Importantly, Yosef doesn’t just tell Paro what his dreams predict: He proposes a solution. And the solution, significantly, does not assume deliverance: Gd may have enabled Yosef to know what was coming, but Yosef suggests what to do about it.  The text attributes the idea for action to Yosef — not Gd. לֵאלֹהִים פִּתְרֹנִים, “interpretations belong to Gd,” Yosef says — but the story shows that action belongs to human beings.

I imagine that the prospect of famine, of the potential starvation of the people of Egypt, was quite frightening. Knowing the threat is coming doesn’t blunt fear. The famine looms, but Yosef isn’t cowered by it. He doesn’t accept it.
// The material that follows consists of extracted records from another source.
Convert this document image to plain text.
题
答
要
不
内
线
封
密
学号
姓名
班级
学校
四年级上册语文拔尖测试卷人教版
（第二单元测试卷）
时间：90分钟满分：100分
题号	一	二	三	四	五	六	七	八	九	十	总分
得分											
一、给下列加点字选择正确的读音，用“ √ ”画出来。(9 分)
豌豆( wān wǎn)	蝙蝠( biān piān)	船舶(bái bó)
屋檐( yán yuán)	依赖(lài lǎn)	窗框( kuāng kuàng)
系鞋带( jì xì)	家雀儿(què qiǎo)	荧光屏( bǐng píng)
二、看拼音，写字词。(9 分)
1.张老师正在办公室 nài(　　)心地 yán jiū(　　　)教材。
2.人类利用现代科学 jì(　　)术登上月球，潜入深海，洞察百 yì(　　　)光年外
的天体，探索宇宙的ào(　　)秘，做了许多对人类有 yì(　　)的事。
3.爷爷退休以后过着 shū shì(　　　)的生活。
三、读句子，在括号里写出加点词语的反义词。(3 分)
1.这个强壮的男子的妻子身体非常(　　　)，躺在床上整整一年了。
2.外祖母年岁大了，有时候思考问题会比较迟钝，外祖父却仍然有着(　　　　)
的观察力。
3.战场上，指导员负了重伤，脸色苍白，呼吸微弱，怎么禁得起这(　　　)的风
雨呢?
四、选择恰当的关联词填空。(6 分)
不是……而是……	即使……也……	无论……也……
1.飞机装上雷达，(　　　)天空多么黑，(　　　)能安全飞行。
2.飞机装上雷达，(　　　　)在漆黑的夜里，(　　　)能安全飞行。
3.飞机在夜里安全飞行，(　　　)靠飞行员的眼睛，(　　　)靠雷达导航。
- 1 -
He sees a different world, and he works to bring it into being.

Like Archer’s fires, and Buffy’s monsters, and Joseph’s famine, there are and will continue be destructive forces in the world. We create them in these fictional forms to manage our fear. We can also do it in this world. We can and we must end gun violence. Let’s change this era of daily gun deaths so radically as to make it seem like it was an alternate universe. I want our moral imagination in this area to be as vibrant as our creative imagination.

Like the Maccabees of old, who defied the culture of their time that said that destiny could not be changed and instead, jumped in to write a new story, my hope for us is that we dare to dream of a different world — and then work together to bring it about. It’s not a superhero or a soothsayer — we are the ones we’ve been waiting for.